CSL shares have fallen over 4 percent this morning following rumours, circulated via a public interest website, that the Gardasil vaccine (for which CSL receives a net ~6% royalty) has caused three deaths, as part of 1,637 adverse reactions so far reported to the FDA. This is clearly gaining traction in the market with the stock down ~8% over the last two days. The recent press surrounding minor patient reactions to Gardasil vaccinations in Australia would appear to have compounded the current noise. Stockmarket analysts Macquarie Research Equities are yet to fully confirm the veracity of the claims of the 'Judicial Watch' website. Even assuming the assertions are factually correct, it is important to put the claims into context. 1,637 reactions (mostly minor reactions) is relatively insignificant when considered against the ~1.6m Gardasil inoculations performed so far in the US. According to the site, 342 or the reactions, recorded via the Vaccine Adverse Event Reporting System (VAERS), were considered serious. Of the three deaths apparently reported, the details of one is vague, the other two are recorded as occurring 6 and 14 days post vaccination (one of the deaths reported received a number of different vaccines on the same date). The causes of the latter two apparently relate to the cardiovascular system but the causes of death were essentially different.
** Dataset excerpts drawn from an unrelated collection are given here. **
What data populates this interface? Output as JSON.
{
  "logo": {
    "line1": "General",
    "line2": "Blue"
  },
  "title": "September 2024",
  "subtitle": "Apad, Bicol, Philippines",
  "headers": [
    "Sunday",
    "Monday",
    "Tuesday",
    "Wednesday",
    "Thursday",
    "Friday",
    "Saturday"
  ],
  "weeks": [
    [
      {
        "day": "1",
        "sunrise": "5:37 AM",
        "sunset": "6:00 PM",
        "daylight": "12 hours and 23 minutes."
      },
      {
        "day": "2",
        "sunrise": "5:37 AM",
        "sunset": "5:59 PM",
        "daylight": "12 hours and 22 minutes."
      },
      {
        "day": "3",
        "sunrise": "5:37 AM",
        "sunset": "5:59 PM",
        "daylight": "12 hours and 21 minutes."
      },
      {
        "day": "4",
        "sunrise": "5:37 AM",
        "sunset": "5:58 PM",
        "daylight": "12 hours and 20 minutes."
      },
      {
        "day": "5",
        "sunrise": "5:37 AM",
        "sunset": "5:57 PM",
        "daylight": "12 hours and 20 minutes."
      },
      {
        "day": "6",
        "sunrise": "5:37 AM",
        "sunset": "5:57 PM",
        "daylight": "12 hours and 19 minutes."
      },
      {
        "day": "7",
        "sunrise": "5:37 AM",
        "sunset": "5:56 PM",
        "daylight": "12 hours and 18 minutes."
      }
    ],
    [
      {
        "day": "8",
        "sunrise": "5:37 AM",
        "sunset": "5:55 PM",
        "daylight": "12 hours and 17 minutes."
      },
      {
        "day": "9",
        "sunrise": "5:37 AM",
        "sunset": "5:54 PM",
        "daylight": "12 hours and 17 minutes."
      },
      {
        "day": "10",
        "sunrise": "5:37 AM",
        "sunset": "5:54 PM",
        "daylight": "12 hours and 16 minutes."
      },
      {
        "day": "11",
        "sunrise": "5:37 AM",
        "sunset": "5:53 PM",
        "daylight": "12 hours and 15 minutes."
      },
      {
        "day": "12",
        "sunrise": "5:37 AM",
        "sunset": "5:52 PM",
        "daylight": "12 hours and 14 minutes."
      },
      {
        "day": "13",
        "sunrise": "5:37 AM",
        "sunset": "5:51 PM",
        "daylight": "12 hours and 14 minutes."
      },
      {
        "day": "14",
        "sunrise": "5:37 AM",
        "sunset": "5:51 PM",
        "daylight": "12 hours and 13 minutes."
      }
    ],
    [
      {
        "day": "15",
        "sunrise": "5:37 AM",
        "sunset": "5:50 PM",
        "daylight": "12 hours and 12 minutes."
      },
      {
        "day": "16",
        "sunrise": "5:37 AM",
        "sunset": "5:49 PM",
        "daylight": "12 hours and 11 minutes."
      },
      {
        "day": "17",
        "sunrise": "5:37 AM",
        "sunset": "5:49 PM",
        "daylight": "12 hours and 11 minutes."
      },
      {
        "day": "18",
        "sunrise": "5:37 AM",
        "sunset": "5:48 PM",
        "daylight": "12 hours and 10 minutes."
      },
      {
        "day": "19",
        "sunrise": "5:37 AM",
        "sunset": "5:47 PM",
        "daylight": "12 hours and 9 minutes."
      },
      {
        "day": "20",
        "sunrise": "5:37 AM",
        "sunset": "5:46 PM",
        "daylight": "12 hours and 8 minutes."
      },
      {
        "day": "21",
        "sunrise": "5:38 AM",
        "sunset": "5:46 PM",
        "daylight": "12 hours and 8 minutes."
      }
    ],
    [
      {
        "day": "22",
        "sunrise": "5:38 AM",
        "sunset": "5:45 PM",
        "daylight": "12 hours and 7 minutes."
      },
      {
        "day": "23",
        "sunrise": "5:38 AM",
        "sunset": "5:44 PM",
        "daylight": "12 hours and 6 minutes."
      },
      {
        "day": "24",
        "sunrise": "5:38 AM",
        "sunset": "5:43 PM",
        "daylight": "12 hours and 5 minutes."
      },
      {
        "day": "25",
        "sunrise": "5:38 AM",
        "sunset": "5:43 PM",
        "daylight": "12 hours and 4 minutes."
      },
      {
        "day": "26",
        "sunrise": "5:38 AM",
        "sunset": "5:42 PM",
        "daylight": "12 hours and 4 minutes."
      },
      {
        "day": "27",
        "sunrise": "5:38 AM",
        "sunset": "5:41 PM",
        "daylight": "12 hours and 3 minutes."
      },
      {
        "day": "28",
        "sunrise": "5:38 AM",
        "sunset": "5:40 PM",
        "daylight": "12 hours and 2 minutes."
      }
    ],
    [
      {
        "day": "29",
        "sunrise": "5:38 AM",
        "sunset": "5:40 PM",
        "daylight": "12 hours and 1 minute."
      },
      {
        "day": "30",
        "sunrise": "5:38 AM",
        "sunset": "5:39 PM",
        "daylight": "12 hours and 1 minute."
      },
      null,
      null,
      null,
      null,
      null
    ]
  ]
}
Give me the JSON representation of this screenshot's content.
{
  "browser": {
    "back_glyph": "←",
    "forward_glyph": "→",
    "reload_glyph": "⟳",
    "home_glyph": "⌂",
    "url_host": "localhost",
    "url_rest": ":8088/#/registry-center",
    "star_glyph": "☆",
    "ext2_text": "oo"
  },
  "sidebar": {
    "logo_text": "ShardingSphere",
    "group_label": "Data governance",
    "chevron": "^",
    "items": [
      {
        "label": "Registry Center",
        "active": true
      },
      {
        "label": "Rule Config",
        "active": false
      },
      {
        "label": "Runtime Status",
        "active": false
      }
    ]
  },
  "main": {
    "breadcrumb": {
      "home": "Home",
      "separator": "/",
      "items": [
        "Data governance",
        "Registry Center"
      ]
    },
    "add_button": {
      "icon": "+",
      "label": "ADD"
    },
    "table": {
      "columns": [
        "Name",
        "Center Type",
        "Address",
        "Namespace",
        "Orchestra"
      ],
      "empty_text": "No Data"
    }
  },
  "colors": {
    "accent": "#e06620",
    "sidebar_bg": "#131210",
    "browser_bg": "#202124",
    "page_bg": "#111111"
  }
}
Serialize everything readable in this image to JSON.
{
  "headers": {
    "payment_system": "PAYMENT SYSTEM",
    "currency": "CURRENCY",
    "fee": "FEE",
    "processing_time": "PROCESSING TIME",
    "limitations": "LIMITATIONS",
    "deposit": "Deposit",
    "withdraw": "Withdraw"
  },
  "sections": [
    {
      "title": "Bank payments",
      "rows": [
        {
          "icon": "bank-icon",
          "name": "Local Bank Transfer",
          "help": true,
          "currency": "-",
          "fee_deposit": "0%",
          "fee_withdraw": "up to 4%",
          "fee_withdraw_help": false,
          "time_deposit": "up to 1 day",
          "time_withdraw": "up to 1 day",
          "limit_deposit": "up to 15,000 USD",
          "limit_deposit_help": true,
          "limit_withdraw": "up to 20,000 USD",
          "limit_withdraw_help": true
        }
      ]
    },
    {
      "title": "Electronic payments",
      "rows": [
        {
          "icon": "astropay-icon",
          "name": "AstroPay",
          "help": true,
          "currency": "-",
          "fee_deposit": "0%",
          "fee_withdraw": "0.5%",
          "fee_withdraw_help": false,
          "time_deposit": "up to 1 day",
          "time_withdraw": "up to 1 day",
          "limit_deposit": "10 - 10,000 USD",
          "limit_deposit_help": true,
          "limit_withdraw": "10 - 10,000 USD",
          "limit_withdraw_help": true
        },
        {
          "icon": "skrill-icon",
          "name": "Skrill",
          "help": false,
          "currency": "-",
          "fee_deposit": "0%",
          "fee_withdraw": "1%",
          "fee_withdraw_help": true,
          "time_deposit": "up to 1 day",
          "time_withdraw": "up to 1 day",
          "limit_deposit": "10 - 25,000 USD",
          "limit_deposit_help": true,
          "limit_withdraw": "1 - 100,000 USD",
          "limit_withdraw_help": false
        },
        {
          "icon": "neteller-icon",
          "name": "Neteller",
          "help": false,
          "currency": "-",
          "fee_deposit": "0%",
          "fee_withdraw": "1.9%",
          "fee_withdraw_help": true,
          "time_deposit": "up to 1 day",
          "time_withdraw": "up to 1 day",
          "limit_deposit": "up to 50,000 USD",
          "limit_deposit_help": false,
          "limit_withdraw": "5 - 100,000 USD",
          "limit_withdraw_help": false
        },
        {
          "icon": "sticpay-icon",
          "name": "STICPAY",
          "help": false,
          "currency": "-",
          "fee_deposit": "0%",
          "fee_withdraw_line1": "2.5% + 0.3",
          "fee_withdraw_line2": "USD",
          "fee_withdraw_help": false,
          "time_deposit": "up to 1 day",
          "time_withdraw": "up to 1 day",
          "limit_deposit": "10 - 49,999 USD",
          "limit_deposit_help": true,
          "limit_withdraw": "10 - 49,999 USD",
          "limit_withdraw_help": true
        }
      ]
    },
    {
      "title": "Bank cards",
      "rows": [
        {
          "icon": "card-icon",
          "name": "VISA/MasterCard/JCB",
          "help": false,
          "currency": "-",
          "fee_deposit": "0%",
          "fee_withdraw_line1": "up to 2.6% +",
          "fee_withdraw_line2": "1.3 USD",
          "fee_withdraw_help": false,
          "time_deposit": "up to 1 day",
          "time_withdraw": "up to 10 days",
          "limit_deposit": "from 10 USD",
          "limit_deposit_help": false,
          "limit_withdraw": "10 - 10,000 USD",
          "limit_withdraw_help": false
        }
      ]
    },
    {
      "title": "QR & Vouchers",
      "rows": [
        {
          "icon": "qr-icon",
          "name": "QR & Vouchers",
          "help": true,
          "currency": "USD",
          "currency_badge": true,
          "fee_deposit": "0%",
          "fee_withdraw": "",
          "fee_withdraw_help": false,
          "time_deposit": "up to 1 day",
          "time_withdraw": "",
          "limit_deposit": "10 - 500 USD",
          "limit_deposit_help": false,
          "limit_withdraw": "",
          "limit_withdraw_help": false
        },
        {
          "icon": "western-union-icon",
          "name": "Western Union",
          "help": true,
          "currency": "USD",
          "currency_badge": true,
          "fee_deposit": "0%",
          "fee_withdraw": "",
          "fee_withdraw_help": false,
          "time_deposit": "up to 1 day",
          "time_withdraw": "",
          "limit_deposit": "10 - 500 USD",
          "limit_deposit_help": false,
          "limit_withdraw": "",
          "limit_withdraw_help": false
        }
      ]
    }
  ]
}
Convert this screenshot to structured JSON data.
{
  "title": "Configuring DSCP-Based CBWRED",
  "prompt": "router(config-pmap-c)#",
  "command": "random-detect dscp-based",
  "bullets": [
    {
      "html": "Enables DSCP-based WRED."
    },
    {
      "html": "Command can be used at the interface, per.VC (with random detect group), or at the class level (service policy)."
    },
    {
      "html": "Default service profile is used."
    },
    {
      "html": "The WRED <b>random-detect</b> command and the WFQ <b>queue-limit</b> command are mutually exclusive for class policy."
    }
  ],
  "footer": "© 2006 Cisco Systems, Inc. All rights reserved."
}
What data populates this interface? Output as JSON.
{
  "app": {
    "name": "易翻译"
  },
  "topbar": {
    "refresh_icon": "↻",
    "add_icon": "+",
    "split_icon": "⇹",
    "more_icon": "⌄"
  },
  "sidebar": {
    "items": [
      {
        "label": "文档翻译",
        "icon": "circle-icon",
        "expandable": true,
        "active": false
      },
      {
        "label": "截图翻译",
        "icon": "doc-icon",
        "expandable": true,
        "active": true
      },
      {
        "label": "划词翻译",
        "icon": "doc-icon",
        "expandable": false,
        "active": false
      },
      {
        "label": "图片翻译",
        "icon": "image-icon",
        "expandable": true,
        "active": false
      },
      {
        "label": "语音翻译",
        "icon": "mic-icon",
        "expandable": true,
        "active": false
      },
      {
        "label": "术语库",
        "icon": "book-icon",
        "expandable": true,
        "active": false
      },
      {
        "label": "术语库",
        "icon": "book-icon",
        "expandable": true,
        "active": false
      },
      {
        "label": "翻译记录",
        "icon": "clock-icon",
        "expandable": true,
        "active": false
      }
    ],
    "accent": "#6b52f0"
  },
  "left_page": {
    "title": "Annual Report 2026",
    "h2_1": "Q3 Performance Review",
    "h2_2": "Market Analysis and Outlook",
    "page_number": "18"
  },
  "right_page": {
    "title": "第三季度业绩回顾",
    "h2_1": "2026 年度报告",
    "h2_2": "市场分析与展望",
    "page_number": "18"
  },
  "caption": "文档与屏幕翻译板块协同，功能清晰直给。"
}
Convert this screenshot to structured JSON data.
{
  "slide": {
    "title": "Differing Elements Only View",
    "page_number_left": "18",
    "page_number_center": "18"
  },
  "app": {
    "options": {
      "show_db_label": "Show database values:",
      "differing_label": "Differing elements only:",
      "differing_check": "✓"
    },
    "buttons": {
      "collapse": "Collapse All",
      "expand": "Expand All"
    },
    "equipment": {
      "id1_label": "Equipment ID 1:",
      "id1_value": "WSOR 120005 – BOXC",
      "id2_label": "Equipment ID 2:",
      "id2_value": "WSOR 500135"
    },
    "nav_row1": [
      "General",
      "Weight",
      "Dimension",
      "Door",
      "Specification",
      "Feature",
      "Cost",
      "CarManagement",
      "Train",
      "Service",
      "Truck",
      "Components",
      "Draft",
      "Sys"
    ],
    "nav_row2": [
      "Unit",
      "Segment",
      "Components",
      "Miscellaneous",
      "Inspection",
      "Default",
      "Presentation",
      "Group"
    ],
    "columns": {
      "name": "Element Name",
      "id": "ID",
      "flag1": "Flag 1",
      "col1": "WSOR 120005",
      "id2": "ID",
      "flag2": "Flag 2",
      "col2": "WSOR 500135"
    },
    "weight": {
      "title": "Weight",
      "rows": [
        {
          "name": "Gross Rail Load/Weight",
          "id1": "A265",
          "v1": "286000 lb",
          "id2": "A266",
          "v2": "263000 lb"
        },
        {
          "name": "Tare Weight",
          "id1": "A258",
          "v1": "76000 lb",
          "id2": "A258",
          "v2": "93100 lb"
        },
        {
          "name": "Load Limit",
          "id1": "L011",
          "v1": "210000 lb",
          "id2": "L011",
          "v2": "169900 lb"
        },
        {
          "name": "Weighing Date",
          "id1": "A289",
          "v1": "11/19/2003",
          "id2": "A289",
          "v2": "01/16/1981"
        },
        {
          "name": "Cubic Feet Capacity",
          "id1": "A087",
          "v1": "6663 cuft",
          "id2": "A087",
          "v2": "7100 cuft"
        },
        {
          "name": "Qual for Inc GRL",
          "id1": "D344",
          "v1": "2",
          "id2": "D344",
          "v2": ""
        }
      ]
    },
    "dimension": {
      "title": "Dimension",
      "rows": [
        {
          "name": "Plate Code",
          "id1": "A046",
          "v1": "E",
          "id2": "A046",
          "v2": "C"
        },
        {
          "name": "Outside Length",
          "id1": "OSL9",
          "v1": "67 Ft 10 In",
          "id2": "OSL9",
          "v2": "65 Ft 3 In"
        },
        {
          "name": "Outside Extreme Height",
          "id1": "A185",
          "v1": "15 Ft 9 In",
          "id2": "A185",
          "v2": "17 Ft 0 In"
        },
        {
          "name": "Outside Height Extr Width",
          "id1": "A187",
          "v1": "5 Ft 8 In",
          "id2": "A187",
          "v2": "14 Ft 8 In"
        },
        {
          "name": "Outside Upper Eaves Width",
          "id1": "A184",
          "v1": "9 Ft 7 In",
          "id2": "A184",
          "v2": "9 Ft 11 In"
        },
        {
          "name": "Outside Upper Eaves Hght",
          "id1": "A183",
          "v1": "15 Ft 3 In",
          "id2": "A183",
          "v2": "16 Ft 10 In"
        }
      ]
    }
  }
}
The analysts consider it unlikely that the FDA has considered the linkage of death and/or serious adverse reactions as specific to the Gardasil vaccine, as it would surely have acted (the 'public interest' website seems to suggest that the FDA panders to Pharma industry profitability). Further, the analysts also find it unlikely that this would have escaped the attention of the financial markets with respect to Merck whose recent earnings outperformance is materially due to Gardasil. As for the reactions in Australia, pre-pubescent children often have minor reactions to vaccine inoculation, particularly psychologically-driven reactions. Minor physical reactions are generally related to the type of vaccine adjuvant used, and the vaccine adjuvant used for Gardasil (Aluminium-based) the most common type of adjuvant used in modern vaccines. At this stage HPV represents 8.7% of MRE’s CSL valuation. The analysts retain their Outperform recommendation
Citi Investment Research have provided an update to CSL's operations: A US study at the Johns Hopkins University in Baltimore and published in the New England Journal of Medicine (NEJM) has shown people with prior HPV-16 infection were 32 times more likely to develop throat cancer, a much higher risk than that attributed to smoking or heavy alcohol intake. People with six or more lifetime oral sex partners were more at risk, with eight times the increased risk of developing oropharyngeal cancer, induced by HPV genomic instability. Professor Ian Frazer, who co-developed the Gardasil vaccine, stated that the evidence was "compelling" in linking HPV as a major factor in the development of oropharyngeal cancer. The research is indicating that oral HPV is sexually acquired, and that the cancer has risen in the USA since 1973. Head and throat cancers are responsible for an estimated 10% of all cancers. If HPV-16 is implicated in 26% of them, it substantially strengthens the case to vaccinate male as well as female populations. To date, this is only occurring in Austria. Value of Gardasil vaccine could double If governments worldwide decided on the basis of this research to extend the funding of the vaccine to males as well as to females, then this would double our current valuation of the vaccine to $11.40 a share.